Page 9 of Mrs De Winter


  Perhaps this would be what they had thought it kinder to keep from us, this desecration, this dreadful, mundane end to it all.

  There was no way of knowing and so I started the car again and drove on a little further, tempting fate, risking everything, probing at the old wounds. I rounded the bend. I saw the belt of trees on the brow of the hill, the beginning of the slope down to the valley. There were no new signposts, all seemed to be the same. If there were bungalows, they were hidden.

  But, then, I knew that there were not, and that it was all there, as I had dreamed it, the ruin, the house, the overgrown drive, the woods crowding in upon it all, and beyond them, somewhere, the cove, the beach, the rocks, and those would be quite unaltered.

  There. I got out of the car and took a step or two forwards. Looked ahead – there, oh, there, so near, I could go. Just beyond the rise. Why did I not? Why?

  Go, go, go, said the voice in my head, a seductive, whispering, cold little voice.

  Come.

  Manderley.

  The earth was spinning, the sky above me seemed made of some transparent, brittle, fragile substance and at any moment might break open.

  A breeze blew, riffling the grass, caressing my face like a soft, silken, invisible hand.

  I fled.

  Fled back though the lanes and across the open road that ran over the moor, driving insanely fast, though with a tremendous concentration born of panic, flinging the car round blind bends, hurling it at hills, once almost colliding with a farm wagon, catching a flash of the man’s startled face, his mouth open in an O, once almost killing a dog, fled back through the villages and past the signs that had led me here. Fled, back into the open gateway, and out and across the drive, fled, into the house, and saw Maxim at once, coming out of the study, and beyond him, through the open door, the others, two men in dark suits, one standing beside the fireplace with Giles.

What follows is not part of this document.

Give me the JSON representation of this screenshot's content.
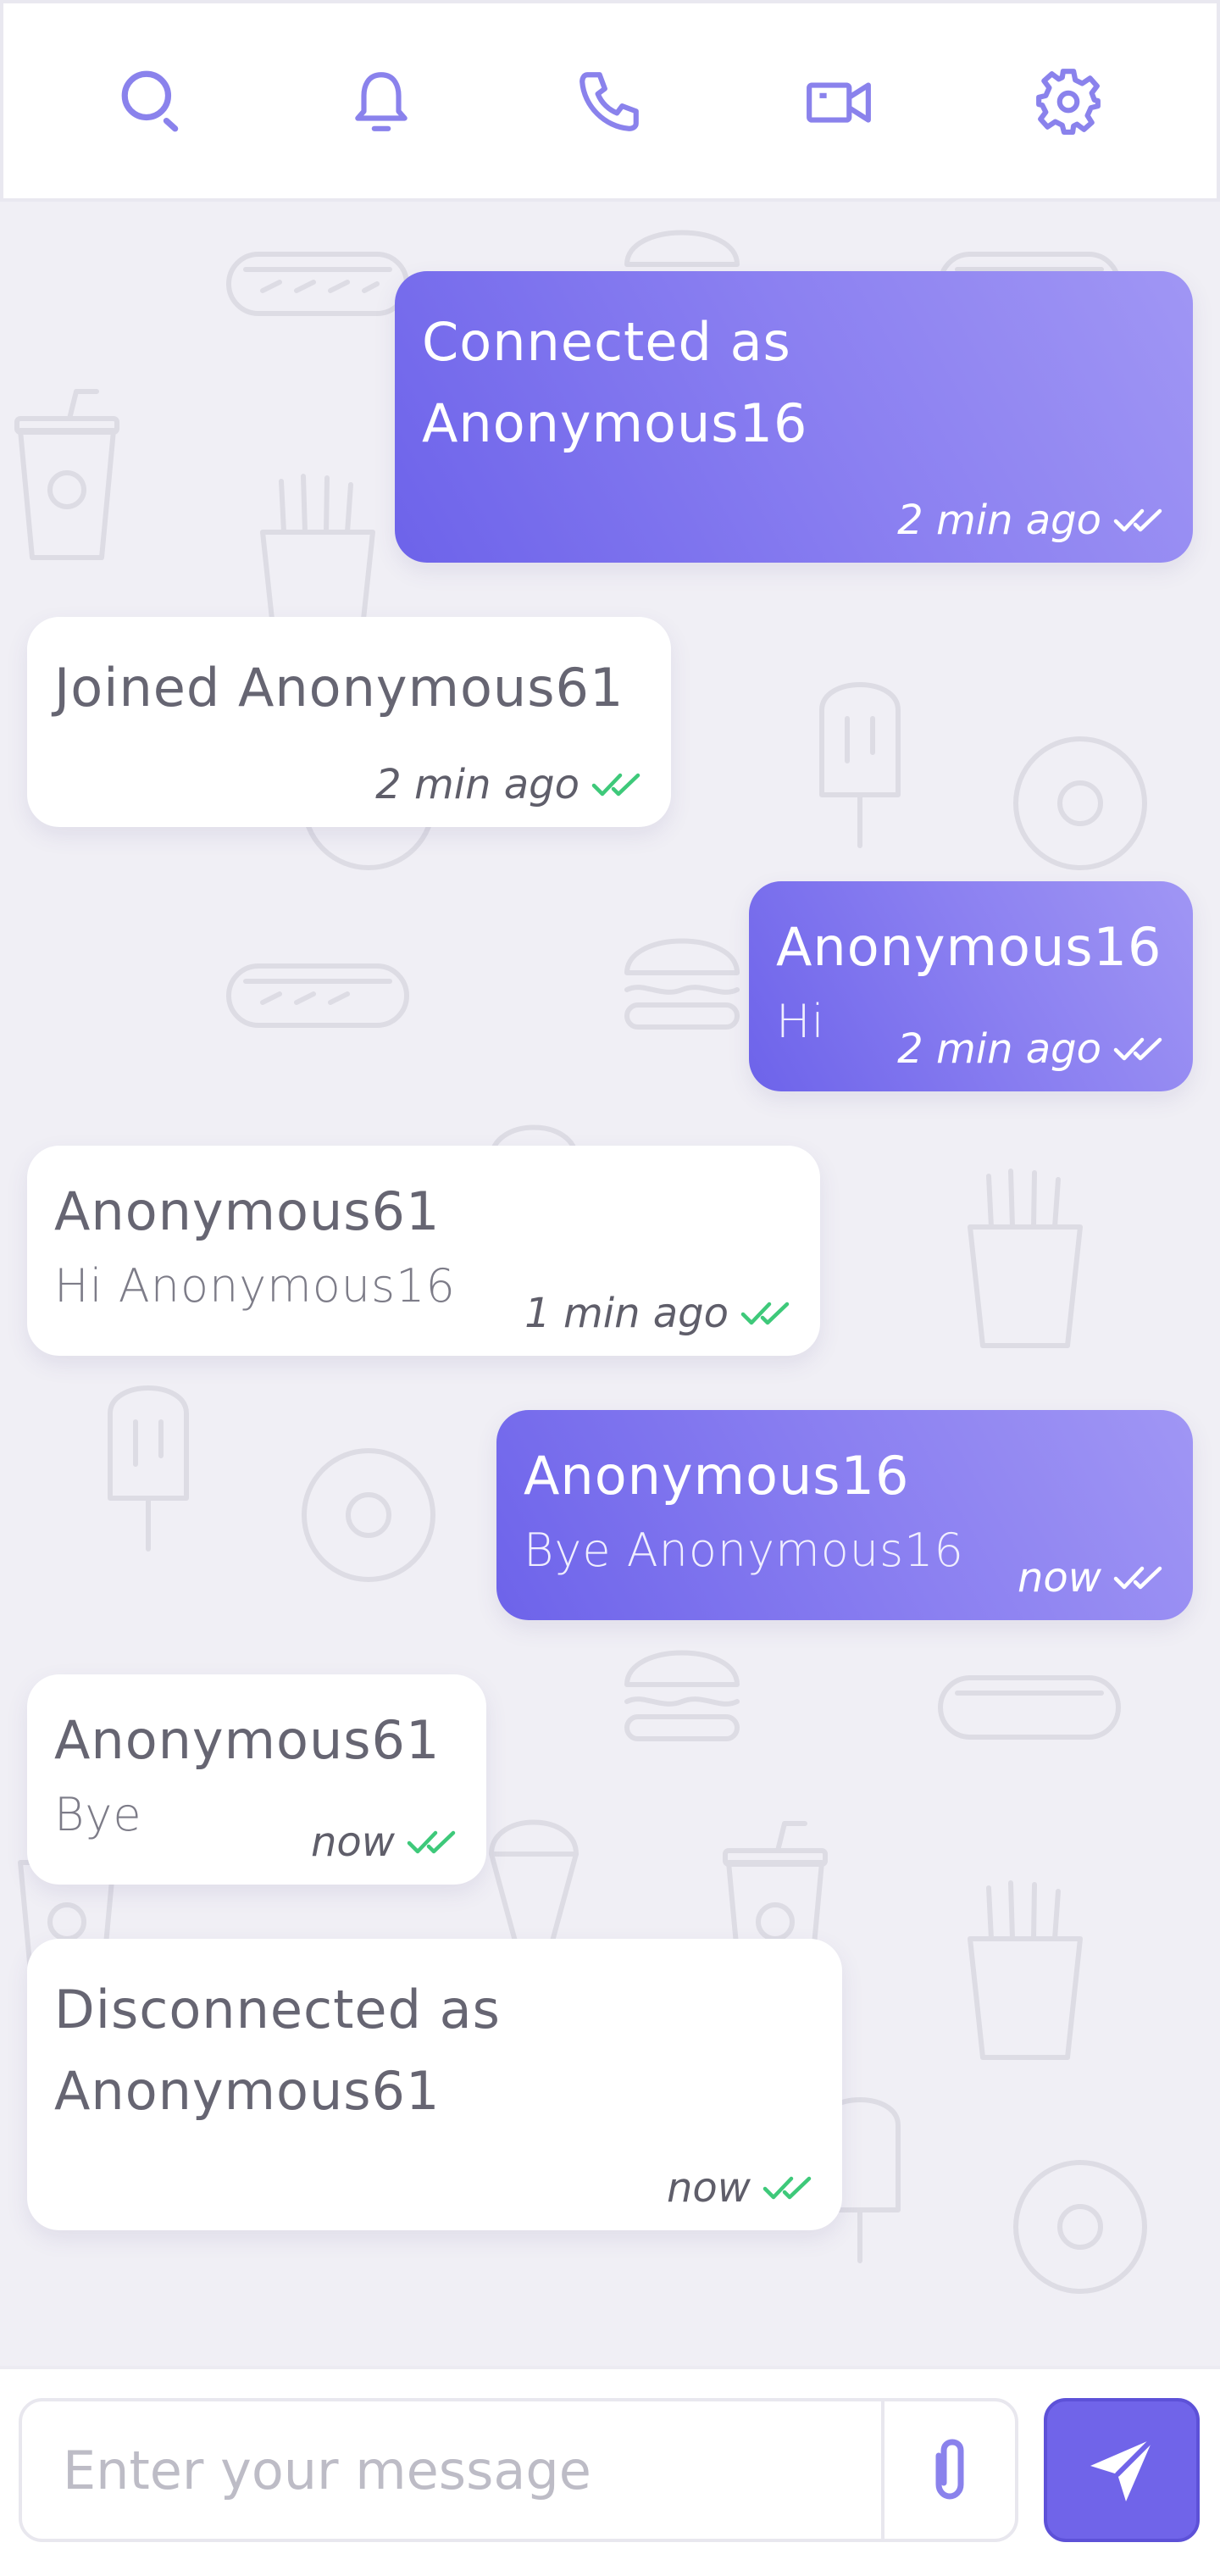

  I did not speak, there was no need. He opened his arms, caught and stilled me, and held me until I had stopped shaking, stopped crying. He knew, I did not have to tell him anything at all. He knew and there would never be a word spoken about it, and I was forgiven, I knew that too, though would not have dared to ask it.

  The lawyers stayed to lunch, but I did not have to join them. I had sandwiches on a tray, sitting peacefully beside the fire in the drawing room, though I was not at all hungry, and scarcely managed a couple, and a piece of fruit, so as not to offend the housekeeper. After that, I simply sat, looking at the garden out of the window, and the afternoon sun came shafting in, and that was another small, fierce pleasure, and I cherished it. I felt exhausted, and I felt relief. I had escaped, no thanks to myself, escaped the consequences of my own wilfulness, and the demon that had driven me, and I was safe again, nothing had disturbed me, nothing had harmed me, but more important still, nothing had been disturbed, the smooth surface of the past lay untroubled.

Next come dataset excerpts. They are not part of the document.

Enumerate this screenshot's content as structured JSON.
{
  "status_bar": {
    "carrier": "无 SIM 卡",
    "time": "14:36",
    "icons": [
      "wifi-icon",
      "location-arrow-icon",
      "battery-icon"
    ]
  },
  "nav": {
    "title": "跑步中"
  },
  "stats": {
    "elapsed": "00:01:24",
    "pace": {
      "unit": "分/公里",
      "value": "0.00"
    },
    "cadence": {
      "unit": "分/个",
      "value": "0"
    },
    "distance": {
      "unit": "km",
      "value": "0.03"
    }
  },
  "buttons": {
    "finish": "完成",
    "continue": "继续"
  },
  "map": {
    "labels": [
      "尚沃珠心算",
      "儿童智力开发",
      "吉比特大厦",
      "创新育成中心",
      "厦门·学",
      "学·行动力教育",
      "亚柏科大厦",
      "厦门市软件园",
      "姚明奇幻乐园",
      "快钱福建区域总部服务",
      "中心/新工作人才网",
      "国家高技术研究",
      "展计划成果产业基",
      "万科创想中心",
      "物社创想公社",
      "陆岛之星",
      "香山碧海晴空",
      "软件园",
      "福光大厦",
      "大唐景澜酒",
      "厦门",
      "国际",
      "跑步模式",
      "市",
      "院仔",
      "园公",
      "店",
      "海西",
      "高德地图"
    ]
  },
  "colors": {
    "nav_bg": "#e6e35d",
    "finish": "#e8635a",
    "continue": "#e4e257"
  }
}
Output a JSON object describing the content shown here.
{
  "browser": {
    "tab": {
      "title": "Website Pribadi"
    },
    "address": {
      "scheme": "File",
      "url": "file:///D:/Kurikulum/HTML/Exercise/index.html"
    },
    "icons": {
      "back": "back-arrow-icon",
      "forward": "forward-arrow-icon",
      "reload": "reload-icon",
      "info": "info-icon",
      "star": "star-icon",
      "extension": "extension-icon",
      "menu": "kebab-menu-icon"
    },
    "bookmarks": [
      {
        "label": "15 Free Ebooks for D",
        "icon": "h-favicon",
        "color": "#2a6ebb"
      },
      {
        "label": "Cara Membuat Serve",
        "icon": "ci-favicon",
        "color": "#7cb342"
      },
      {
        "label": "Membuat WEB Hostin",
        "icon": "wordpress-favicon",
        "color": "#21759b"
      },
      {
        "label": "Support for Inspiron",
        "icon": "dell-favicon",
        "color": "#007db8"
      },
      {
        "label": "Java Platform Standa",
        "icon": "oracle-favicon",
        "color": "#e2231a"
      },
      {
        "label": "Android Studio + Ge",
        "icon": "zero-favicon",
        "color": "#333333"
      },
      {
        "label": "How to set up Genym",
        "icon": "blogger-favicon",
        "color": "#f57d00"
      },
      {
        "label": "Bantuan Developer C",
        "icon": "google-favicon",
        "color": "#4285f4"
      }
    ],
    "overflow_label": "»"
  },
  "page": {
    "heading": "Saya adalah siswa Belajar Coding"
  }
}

  Whatever Manderley was now did not concern me. It belonged only to the past and, sometimes, to my dreams.

  I would not go back again.

  Later, after they had gone, we walked up to the paddock, Maxim and I, and he only spoke a few words, about Beatrice’s affairs, and those were not of any consequence.

  ‘It’s done with,’ he said. ‘All settled. There are no problems, nothing to concern us any more.’

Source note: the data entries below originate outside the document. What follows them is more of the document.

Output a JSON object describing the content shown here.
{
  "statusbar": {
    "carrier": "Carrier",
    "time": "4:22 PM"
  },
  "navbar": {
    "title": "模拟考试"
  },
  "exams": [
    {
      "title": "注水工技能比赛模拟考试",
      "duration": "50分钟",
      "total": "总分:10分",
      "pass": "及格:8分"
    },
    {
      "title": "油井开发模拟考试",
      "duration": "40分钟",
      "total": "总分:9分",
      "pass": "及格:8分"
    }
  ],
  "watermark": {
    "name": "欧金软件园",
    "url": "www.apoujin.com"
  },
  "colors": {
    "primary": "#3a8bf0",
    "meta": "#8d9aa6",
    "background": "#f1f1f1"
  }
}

  I stopped, beside the gate. The horses were at the top of the field and did not come to us, or even lift their heads from their grazing. I shivered.

  Maxim said, ‘Scotland tomorrow. I should like to go off early.’

  ‘I’ll pack after dinner. There isn’t much.’

  ‘Will you have enough warm things? Will you need to stop off anywhere? I suppose it may be rather cold.’

  I shook my head. ‘I just want to get there.’

  ‘Yes.’

  It was true. I wanted to be away from here, though not because of this house, or of Giles and Roger, nor even because it felt so bleak and hollow and unkempt without Beatrice. I had not dared to think of our returning abroad. I could not bear to, did not want to go. Instead, I imagined the journey, up by train through England, the hours I would be able to spend simply gazing and gazing at it through the window, towns, villages, the woods, fields, rivers, hills, land and sea and sky. I wanted great draughts of it, I could not wait.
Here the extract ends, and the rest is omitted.